Edit: I have just found a video of a yacht using APRS over HF to track its voyage in the N Atlantic.
Ultimate3 on a breadboa


WSPR ("Whisper") is a ham radio digital protocol used to study the propagation of radio waves. With HF the signal bounces off the ionosphere and different frequency bands will go a different distance at different times of day. When using Airmail to send your email using a PACTOR there is a nice tool that tells you what the probability is of reaching each of the nearby relay stations on each band. WSPR typically uses very low power HF radio beacons which transmit a simple message with the position, call sign and power used using a very robust protocol. The position is given using a 4 character Maidenhead locator. A grid square in Lat and Long. Fortunately an extension of WSPR gives the 6 digit locator, this gives an accuracy of 2.5' of latitude by 5' of longitude.although the message takes longer to transmit. This is accurate to within about 5 or 6 nautical miles. Inspired by Robert Kraowski's success, transmitting his position from a yacht off Fiji and having it picked up in Finland and Greece I bought a kit for the same beacon. The Ultimate3 beacon by QRPlabs. This little kit costs $29US and uses about 200mA.
I tried to assemble mine over Christmas but it was just on the limit of my soldering ability. All the surface mounted parts are pre assembled but I managed to fry a couple of tracks. It is currently working but on a breadboard. The user community, and Hans Summers who designed the kit are incredibly helpful and the instructions are comprehensive. Just make sure you practice with a fine soldering iron first.

The map shows stations that received my signal from home the first time I got it working. The range from about 700 to 2000km away, and this is using the 20m band, 14.097MHz. For a nice tool that gives what to expect on propagation see voacap.

[I will update this when I have it soldered on a PCB and in a box!]

Here is my Ultiamte3S all nicely soldered on a PCB

Thanks to Jim Fairhurst, fellow member of Buxton Radio Amateurs, for an evening teaching me to solder better in which we made the kit up.  It is currently being tested on a 5m fishing pole whip antenna in the garden.  It has been heard up to 2100km away, furthest so far is Haifa in Israel.

The U3S and an old MFJ manual antenna tuner are in a waterproof laptop bag (that I got from a fishing tackle shop).

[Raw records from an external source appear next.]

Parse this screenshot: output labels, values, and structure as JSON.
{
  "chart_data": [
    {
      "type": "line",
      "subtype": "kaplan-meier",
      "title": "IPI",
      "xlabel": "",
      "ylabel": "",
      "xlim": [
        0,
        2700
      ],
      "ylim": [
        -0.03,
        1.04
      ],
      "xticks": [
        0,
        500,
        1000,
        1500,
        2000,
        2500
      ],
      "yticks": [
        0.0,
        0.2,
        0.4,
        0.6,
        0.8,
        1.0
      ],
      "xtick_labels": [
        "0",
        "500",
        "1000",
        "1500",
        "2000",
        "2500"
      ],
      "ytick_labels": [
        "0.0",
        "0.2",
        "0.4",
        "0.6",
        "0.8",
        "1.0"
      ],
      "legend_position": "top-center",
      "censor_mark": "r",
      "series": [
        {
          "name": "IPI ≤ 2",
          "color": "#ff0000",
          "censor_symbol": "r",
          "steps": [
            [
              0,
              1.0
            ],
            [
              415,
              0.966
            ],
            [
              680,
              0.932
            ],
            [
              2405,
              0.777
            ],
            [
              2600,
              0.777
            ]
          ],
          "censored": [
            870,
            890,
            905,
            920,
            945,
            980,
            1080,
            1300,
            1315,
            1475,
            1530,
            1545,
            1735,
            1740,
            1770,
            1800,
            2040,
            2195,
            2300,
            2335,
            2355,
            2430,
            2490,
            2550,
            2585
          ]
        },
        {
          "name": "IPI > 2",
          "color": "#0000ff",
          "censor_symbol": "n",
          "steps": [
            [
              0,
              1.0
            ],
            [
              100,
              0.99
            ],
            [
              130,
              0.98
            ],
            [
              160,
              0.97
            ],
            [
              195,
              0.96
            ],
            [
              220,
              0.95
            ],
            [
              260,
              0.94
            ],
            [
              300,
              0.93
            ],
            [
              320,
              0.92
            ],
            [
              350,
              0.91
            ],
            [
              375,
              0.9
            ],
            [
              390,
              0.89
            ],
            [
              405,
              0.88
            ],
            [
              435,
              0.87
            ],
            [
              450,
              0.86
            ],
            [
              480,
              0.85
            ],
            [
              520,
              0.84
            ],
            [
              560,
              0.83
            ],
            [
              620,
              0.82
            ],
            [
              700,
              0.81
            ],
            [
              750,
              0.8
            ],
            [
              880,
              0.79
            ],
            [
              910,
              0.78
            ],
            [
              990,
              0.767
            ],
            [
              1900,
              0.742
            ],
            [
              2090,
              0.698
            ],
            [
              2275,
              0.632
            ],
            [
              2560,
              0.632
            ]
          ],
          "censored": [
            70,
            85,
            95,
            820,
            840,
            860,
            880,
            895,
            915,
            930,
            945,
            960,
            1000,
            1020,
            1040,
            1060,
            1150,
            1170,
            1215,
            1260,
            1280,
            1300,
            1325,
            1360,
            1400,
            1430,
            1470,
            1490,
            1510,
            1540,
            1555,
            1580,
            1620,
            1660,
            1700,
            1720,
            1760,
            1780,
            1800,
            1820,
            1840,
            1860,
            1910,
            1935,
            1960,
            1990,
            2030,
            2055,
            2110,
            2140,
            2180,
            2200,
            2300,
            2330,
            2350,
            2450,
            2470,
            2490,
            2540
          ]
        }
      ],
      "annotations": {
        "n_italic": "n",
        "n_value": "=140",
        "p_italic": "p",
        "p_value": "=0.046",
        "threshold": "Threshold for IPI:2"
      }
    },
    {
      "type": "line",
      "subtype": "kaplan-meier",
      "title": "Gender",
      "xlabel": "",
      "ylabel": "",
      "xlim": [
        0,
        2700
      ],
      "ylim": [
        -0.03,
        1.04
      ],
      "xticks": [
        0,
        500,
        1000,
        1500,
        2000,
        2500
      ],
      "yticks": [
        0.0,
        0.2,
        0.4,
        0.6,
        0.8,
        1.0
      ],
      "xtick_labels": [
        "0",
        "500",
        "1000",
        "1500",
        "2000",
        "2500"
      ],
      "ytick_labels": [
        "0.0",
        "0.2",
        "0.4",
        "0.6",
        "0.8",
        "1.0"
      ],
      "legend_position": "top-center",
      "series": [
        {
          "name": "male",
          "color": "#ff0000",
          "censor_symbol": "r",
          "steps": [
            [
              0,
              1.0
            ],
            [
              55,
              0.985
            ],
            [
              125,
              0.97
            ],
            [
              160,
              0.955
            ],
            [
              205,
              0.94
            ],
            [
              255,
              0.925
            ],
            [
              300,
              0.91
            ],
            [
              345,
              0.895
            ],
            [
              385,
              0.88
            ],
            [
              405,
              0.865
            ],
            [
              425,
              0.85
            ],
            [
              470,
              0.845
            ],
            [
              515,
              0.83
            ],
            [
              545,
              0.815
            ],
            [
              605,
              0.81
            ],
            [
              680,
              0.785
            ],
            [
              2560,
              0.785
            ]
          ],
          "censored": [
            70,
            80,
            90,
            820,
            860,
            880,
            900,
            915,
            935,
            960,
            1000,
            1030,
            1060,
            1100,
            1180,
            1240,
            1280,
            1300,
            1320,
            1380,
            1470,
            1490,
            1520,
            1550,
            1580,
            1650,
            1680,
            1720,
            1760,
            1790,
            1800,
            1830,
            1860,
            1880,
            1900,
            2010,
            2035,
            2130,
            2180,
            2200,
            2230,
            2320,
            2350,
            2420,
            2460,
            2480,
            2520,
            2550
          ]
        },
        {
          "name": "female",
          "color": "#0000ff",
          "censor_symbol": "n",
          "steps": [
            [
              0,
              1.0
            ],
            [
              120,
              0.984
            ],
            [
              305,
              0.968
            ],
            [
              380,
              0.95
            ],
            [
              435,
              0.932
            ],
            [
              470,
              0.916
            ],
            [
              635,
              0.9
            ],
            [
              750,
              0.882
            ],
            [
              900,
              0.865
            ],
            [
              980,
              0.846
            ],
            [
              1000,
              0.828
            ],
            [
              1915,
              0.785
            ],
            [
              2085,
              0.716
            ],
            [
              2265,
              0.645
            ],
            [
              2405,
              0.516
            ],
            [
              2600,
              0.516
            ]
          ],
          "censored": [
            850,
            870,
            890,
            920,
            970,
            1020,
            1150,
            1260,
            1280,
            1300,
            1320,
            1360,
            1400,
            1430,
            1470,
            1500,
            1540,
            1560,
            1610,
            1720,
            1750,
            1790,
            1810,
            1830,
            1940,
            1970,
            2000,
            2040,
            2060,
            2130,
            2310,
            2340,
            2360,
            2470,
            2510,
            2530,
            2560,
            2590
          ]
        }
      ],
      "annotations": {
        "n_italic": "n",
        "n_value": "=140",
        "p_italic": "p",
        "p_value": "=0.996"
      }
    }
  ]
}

There are three 5m wires laid out as "radials".  On the boat I am planning a smaller manual antenna tuner and a Kevlar reinforced wire to the spreaders.   To set it up I used a Sark antenna analyser.


  1. Robert Krasowsk emailed me the comment
    "SPOT - use globalstar network and is good for tracking ( not too expensive - $75 - 100 for unit plus yearlu paymenet of $100 and unlimited number of positions can be sent). Problems, I does not have global coverage. I used SPOT while in Tonga and Fiji, worked perfectly. I will use it again while in Italy and France. ... For global tracking coverage you need to use Iridium network, so InReach is the way to go, somewhat more expensive but global coverage. Also look at Yellow Brick and SkyMate - both use Iridium network for tracking , so global coverage"

  2. Thanks to Ross M0DKI who has several suggestions for reducing power and reducing RF interference when using the PACTOR which will make position reporting over WinLink much less painful I hope.

  3. Although I have not yet fitted it on the boat, at home it is picked up by stations typically 800 to 2000 km away during the day time. My record was last week when it was picked up by a station in Australia 16,000km away.

  4. RU interested in being a one time, maybe, ELMER? I am a recent QRP-LABS victum and in a bit of trouble. I am a WSPR fan.

    Vern W9HLY

  5. Hi Vern. My first QRP Labs project was definitely a 'learning experience' but I got great support from Hans, from the list, and from my friends at Buxton Radio Club. What is ELMER?